A blessing in one form, a curse in another
Still a most precious gift from a child to her mother.

Tuesday, March 13, 2007

Spring's Brew House









Snow, sod-stained with coffee grounds
Sugar, cream, spilled all around
Dusky tea leaves on a sleepy shrub
And fresh hot java in my mug.

P.S. So who inspired this little thought?

Pauline, of course!

Friday, January 26, 2007

The Righteous Virgin

A needy soul, without notice, without prize
Without descendants or indiscretions
Gray temples, dim eyes, and wasted loins
The offset for honor that was hoarded
‘Til out-distanced by decline.

Night, repressed and unaccented
Daylight, a separate liberation
From urgency, but weighted
By attitudes external to her world
Of shallow indifference, even scorn
No applause for the spinster whose
Aching longing was purified
By a righteous fire lapping
At her withered loins

Senses thicken, memory fades
Dispassionate and hollow
Long ago, like a volcanic eruption
Passion heated, melted, and erupted
From the core of her being

It is nothing more than fiddling
In the transparency of day
The bleached desert a wasteland
Where she still battles with chaste intentions
Empty and alone she vaguely recalls
A battle neither lost nor won.
The long struggle and the ultimate
Exodus of the courage she
Needed to weakly surrender.

NOTES: I have a creative personality. So I sometimes have to square off with a kind of ‘weirdness’ that attaches itself to creativity that leaves me red faced and a bit squirm-ish. If you knew me personally, my real-life persona, you would find this work quite shocking, considering I’m stone sober, I only pop calcium pills, and I take life seriously. So I am a bit uncomfortable about this post and you might be too. But still, the question is, is this any different than painting nudes? I don’t know. Can this be called a creative work? Or is it just so much rubbish that reveals far too much of my foolish nature?
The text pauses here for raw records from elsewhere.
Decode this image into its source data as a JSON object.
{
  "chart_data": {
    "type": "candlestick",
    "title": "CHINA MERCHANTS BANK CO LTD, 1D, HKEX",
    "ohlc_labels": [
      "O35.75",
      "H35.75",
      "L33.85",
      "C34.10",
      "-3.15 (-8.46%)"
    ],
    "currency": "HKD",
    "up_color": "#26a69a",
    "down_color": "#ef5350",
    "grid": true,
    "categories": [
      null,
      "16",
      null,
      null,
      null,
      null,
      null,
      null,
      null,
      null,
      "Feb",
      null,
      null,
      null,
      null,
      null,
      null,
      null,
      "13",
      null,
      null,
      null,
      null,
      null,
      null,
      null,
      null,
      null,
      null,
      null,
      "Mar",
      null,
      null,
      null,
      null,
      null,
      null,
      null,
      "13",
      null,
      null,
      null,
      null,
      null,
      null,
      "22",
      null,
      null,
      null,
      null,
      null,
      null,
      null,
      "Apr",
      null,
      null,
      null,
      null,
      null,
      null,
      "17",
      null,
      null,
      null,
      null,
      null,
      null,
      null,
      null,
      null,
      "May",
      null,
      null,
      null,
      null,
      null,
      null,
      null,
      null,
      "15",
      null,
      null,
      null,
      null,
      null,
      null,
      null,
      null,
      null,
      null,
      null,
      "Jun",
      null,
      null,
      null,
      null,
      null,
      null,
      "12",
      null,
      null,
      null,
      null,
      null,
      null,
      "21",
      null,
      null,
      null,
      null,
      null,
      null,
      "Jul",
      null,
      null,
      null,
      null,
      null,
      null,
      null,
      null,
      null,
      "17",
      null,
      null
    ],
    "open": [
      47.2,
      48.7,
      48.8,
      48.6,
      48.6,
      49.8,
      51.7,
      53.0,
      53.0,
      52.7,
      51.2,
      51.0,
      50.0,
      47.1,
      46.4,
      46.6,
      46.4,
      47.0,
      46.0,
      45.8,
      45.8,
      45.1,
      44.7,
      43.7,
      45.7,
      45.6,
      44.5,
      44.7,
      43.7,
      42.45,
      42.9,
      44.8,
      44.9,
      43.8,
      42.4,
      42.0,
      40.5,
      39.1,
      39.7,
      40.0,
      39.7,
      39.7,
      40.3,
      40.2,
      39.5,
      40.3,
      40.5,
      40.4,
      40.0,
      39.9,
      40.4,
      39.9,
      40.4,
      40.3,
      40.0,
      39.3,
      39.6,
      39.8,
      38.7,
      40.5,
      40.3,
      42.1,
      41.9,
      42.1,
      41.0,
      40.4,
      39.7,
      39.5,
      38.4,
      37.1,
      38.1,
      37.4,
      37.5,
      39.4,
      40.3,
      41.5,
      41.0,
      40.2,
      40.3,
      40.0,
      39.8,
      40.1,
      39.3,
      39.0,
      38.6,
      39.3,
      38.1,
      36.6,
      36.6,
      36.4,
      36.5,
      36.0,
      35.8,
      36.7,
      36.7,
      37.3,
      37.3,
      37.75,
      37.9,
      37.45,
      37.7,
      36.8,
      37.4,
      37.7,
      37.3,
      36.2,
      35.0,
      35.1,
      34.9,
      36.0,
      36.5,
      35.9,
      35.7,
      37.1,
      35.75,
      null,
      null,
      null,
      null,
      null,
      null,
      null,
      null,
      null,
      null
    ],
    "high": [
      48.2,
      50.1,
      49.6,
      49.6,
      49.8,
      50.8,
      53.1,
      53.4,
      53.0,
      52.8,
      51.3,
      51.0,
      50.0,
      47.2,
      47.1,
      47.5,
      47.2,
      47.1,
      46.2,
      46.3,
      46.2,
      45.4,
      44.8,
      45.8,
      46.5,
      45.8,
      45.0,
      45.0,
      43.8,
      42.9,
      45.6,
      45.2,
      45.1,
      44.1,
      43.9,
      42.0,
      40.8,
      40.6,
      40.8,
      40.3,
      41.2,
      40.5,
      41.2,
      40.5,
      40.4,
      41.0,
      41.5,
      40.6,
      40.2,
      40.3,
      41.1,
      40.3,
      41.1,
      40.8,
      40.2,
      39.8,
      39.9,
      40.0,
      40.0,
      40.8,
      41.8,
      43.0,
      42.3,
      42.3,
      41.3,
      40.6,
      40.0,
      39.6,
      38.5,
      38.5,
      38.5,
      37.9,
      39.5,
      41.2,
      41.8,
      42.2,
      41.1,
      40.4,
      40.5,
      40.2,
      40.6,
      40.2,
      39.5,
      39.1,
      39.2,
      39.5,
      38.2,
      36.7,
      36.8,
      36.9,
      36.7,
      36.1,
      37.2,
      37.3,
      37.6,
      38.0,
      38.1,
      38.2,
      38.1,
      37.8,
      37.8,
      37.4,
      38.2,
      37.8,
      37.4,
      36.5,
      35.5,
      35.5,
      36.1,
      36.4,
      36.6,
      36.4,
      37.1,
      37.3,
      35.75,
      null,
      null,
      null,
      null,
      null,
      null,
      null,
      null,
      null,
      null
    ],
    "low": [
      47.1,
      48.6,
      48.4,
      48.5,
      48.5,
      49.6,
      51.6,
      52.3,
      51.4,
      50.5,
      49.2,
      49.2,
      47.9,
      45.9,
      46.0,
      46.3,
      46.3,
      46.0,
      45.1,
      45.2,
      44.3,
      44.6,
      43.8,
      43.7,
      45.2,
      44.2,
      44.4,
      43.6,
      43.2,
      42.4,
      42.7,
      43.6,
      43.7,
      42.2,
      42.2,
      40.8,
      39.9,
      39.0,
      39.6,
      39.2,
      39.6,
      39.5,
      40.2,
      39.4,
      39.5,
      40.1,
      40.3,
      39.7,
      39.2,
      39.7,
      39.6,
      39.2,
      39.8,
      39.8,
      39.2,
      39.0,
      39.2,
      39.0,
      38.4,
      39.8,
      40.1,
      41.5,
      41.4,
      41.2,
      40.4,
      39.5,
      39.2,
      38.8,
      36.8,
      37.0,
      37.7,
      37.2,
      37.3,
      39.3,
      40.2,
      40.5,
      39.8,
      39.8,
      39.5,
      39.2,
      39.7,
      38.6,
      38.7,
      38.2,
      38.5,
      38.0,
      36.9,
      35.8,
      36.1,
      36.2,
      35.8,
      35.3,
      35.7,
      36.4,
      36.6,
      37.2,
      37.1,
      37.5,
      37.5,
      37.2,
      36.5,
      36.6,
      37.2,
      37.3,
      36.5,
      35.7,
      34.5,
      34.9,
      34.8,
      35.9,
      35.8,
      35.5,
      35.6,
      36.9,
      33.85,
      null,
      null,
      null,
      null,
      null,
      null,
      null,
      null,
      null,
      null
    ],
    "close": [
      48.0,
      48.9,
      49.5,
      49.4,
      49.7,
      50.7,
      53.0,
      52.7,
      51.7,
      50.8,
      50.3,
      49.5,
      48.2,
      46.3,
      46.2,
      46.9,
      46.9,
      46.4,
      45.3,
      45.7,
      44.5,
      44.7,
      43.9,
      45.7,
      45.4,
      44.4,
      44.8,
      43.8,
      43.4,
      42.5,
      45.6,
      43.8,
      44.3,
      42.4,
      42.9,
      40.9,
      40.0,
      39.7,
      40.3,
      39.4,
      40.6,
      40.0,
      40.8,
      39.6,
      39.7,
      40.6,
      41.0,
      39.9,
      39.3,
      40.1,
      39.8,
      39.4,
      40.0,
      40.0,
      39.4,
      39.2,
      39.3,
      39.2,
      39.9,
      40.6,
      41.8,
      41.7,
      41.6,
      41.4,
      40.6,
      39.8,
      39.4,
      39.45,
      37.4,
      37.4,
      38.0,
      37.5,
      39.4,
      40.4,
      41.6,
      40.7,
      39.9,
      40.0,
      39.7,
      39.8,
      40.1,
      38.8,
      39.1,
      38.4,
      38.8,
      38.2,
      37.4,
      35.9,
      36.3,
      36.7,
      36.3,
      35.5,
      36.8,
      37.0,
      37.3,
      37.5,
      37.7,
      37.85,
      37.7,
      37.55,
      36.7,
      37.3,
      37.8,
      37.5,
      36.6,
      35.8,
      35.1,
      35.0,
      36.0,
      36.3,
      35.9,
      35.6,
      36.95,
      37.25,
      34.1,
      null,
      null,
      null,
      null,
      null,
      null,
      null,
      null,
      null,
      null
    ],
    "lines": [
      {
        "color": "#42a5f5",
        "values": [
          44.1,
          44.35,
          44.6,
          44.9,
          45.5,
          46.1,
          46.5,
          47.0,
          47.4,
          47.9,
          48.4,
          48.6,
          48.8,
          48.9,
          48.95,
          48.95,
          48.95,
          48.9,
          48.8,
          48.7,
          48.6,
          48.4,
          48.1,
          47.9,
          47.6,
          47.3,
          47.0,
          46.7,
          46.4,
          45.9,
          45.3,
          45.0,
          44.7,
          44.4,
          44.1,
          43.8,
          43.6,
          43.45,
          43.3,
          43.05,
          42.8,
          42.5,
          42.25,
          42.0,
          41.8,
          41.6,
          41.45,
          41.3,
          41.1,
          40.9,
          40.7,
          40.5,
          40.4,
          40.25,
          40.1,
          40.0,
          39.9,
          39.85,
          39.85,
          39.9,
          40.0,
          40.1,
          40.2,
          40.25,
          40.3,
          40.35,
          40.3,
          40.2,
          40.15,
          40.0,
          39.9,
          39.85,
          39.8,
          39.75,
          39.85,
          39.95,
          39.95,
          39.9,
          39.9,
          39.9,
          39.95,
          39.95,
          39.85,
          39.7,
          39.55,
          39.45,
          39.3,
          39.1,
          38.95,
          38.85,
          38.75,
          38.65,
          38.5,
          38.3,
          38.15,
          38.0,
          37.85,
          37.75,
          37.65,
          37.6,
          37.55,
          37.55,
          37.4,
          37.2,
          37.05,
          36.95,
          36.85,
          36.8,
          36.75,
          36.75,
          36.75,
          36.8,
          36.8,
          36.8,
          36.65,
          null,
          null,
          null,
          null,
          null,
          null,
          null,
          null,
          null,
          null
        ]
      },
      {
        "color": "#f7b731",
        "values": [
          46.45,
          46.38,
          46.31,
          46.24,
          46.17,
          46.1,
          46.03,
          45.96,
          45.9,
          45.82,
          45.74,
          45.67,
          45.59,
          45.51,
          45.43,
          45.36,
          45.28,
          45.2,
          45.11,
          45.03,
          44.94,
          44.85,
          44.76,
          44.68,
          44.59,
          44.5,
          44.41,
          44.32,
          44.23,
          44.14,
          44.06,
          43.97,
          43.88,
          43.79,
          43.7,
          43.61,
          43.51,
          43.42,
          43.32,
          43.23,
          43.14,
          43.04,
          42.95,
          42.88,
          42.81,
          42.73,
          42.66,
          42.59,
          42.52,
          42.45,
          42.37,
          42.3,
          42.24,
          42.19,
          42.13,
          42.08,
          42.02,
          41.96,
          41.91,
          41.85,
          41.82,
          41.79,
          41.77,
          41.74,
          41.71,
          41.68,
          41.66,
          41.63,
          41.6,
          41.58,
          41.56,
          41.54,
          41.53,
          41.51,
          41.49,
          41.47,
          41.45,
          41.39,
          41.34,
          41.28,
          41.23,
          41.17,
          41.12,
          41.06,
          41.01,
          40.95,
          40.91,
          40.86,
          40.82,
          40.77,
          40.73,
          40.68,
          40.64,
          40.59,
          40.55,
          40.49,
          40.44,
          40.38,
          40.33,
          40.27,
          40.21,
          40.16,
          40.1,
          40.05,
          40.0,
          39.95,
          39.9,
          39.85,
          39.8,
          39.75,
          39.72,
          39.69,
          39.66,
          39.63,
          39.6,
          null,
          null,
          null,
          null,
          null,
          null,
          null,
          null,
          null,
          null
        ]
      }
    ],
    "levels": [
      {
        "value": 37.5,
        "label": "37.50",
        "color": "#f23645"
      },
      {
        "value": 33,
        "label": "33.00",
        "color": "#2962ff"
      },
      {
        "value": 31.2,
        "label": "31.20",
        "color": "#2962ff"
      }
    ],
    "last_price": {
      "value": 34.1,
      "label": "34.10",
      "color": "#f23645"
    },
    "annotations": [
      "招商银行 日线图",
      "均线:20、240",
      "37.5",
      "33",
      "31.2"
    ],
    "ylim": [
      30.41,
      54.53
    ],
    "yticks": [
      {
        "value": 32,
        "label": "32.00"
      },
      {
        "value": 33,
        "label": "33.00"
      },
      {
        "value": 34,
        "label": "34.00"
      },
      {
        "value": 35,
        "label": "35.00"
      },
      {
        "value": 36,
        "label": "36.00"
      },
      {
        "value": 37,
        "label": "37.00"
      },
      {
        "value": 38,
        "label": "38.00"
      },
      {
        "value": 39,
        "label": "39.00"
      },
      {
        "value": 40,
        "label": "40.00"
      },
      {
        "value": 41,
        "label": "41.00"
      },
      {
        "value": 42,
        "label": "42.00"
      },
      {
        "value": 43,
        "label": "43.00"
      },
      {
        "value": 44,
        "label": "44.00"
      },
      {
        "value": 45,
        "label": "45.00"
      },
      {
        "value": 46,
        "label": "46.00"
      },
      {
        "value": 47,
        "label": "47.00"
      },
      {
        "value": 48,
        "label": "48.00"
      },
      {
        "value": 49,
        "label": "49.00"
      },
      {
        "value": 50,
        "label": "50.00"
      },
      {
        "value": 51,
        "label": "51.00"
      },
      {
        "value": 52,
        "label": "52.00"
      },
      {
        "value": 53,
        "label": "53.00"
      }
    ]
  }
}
So do others write poetry like this? How would I know? I'm too straight-laced to read them.

Wednesday, January 24, 2007

Silent Rabble







The ice leaps, and the day
Withers to the lesser
The silence is formless,
Simplified, quietude. I long
For clamor and complexity
Tumult and loquacity,
For words and voices
To absorb me.

The ice compresses
Air, liquid, matter
Into unrelenting
Hoary auspices of the
Migration of glaciation
And perceived permanence
Of the polar ice,
The accordance
Of that significance
One and the same.

While the ice leaps, and the day
Withers to the lesser, the cold
Matrix of silence and ice
Bonds together
Without change but yet an opening
Drives me
To without myself
To where I stand apart
The only exchange
The silent rabble of the day
Withering to the lesser
And steaming breath.


NOTES: After Christmas, I drank the dregs of the leftover wine and let the silence, the ice, and my own aloneness overwhelm me.